Esfandiary contended that Iran’s foreign policy will maintain continuity, given that decision-making rests with the Supreme Leader and the IRGC. According to Esfandiary, Iran will continue to focus on building ties with the Gulf Arab neighbors and countries in the East. When Raisi came to power, the objective of Iran’s foreign policy shifted towards de-escalation and border stability. She further stated that “the Iranian administration tried to engage the Gulf Arab states as a group but over time it noticed that it was not going to be possible because of the different positions of these states”.
She also concurred with Azizi on his analysis of the Axis of Resistance, highlighting its significance to Tehran’s forward defense strategy as the Islamic Republic’s foremost accomplishment. Iran, facing international isolation, resorted to building relationships with non-state actors. Esfandiary noted that Iran’s increased visibility in terms of its presence, partly spurred by the need to demonstrate success and partly in response to Qasem Soleimani’s killing, represents a departure from its earlier discreet engagements with non-state actors.

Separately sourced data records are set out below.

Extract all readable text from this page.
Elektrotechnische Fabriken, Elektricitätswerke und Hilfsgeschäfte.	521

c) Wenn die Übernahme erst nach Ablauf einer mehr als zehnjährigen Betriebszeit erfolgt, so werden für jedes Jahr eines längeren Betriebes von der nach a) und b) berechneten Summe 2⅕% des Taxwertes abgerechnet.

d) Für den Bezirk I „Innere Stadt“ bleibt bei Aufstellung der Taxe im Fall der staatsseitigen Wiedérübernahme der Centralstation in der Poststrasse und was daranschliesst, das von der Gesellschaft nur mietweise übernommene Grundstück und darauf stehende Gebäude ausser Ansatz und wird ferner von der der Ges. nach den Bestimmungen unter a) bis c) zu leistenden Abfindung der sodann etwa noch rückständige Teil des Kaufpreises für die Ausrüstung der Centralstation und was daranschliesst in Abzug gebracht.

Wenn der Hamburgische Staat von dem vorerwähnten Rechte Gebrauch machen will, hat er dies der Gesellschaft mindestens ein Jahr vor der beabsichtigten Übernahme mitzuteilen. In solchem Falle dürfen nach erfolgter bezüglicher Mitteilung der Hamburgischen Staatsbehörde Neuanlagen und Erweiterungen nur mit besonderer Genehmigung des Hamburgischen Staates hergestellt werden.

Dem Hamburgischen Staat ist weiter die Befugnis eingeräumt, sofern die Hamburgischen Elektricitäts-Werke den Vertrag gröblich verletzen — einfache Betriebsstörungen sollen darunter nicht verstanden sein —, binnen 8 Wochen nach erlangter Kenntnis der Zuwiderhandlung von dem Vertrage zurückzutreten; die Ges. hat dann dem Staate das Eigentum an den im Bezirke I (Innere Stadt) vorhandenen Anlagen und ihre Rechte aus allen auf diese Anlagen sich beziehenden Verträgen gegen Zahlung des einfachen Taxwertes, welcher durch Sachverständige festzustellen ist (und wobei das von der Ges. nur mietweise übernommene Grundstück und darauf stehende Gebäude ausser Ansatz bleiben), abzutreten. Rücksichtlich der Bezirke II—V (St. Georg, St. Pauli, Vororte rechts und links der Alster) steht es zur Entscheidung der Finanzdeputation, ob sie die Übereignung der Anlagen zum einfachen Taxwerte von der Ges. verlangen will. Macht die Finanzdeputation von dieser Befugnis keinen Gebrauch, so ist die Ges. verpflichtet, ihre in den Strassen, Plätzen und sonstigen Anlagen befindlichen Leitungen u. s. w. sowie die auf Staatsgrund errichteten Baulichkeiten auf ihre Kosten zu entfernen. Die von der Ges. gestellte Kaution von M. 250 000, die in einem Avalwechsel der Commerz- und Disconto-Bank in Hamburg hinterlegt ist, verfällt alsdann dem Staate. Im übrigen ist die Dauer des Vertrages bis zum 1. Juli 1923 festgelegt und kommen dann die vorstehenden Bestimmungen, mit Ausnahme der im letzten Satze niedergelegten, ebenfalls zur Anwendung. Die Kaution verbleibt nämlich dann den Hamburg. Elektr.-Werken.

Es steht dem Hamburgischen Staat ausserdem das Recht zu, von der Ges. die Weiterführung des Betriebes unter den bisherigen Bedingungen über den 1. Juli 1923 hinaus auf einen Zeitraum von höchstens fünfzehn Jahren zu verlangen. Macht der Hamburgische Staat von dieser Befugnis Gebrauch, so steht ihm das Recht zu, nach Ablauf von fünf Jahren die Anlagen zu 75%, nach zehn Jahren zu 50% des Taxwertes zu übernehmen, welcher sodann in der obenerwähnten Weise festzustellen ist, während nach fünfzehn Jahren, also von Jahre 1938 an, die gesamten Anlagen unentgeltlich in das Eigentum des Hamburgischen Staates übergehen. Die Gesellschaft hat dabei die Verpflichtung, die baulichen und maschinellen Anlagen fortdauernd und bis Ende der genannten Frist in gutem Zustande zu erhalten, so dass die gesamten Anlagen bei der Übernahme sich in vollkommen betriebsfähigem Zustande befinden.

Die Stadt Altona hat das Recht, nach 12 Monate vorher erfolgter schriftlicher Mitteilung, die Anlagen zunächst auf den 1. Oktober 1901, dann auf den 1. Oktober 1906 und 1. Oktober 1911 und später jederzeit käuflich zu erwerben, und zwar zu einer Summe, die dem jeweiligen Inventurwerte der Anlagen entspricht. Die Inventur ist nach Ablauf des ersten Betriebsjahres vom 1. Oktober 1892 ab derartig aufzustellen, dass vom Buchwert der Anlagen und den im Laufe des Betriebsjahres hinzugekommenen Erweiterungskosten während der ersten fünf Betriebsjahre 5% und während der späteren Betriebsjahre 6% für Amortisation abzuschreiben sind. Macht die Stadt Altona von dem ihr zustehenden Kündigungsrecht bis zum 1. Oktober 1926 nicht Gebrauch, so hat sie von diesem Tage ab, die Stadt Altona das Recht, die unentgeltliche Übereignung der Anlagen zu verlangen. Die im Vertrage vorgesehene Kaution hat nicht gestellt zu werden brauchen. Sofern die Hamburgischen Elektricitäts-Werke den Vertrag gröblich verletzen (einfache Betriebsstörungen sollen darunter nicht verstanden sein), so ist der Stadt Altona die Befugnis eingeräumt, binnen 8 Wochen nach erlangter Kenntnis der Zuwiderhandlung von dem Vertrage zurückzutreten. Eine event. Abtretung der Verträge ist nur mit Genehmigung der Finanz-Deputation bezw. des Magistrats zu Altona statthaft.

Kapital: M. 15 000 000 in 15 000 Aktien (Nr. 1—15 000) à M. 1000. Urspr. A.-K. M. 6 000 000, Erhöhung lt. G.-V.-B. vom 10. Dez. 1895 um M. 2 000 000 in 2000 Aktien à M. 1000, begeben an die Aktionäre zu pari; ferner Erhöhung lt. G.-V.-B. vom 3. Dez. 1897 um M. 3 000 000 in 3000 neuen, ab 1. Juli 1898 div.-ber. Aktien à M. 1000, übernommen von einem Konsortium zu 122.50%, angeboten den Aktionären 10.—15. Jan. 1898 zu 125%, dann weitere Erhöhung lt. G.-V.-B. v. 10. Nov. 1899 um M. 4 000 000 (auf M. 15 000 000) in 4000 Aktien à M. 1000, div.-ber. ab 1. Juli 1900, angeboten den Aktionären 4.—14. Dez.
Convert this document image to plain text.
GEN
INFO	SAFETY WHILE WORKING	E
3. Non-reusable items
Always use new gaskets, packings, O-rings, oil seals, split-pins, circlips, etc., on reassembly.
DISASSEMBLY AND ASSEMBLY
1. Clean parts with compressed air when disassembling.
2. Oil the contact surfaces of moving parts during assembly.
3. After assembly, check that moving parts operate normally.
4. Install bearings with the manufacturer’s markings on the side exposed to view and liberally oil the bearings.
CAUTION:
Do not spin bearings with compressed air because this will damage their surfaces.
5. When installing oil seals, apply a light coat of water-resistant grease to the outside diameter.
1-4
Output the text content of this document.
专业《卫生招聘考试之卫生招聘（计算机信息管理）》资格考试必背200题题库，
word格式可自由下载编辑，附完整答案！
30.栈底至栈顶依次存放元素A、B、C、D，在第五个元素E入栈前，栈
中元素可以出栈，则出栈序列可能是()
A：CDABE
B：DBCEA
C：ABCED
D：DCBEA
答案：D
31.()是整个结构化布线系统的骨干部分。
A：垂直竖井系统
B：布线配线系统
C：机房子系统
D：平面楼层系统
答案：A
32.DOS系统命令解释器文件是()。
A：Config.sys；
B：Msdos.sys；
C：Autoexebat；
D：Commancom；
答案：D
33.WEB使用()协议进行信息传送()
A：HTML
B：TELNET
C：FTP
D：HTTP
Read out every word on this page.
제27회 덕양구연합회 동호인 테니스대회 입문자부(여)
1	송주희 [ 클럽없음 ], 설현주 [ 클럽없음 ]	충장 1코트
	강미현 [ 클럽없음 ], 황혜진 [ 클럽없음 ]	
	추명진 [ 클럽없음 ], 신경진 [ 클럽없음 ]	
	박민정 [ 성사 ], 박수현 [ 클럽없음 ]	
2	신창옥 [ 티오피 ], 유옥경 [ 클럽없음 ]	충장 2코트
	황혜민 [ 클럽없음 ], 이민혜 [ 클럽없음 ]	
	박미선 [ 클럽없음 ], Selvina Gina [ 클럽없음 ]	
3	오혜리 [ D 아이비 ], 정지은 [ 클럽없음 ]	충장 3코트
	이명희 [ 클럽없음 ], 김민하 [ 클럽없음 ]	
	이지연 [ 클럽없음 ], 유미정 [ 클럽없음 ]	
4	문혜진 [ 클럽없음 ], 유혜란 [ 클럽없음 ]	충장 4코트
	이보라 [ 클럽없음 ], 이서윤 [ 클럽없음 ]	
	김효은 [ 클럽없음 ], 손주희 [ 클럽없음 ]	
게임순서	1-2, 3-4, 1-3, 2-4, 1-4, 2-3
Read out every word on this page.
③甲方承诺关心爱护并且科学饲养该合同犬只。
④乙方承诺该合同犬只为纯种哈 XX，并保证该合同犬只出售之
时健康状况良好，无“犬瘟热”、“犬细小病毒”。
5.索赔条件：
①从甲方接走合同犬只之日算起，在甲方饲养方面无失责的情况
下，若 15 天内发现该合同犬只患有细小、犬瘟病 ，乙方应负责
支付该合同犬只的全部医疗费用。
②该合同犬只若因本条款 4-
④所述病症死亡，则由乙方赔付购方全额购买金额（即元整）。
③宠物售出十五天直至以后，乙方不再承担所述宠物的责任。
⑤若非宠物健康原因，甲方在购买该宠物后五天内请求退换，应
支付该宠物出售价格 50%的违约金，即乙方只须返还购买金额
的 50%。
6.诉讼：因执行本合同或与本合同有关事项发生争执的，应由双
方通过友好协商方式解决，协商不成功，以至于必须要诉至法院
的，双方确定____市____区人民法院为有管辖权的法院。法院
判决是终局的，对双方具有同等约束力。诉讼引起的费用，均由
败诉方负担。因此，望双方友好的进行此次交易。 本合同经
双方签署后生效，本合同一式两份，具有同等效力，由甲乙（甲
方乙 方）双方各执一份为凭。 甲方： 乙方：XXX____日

Regarding Iran’s nuclear talks, Esfandiary observed that Iran’s rhetoric on its nuclear program has hardened compared to previous stances. She explained, “this reflects the Islamic Republic’s desire to leverage it as a card for deterrence amidst escalating regional tensions, particularly with Israel. This heightened rhetoric aims to inject a dose of doubt in the international community about where Iran stands with its political decision to go nuclear or not”. Consequently, Iran and the US have engaged in talks in Oman to address these concerns, although prospects for significant progress appear slim. Esfandiary argued that “it is becoming increasingly difficult to fathom what an agreement on Iran’s nuclear program would look like”.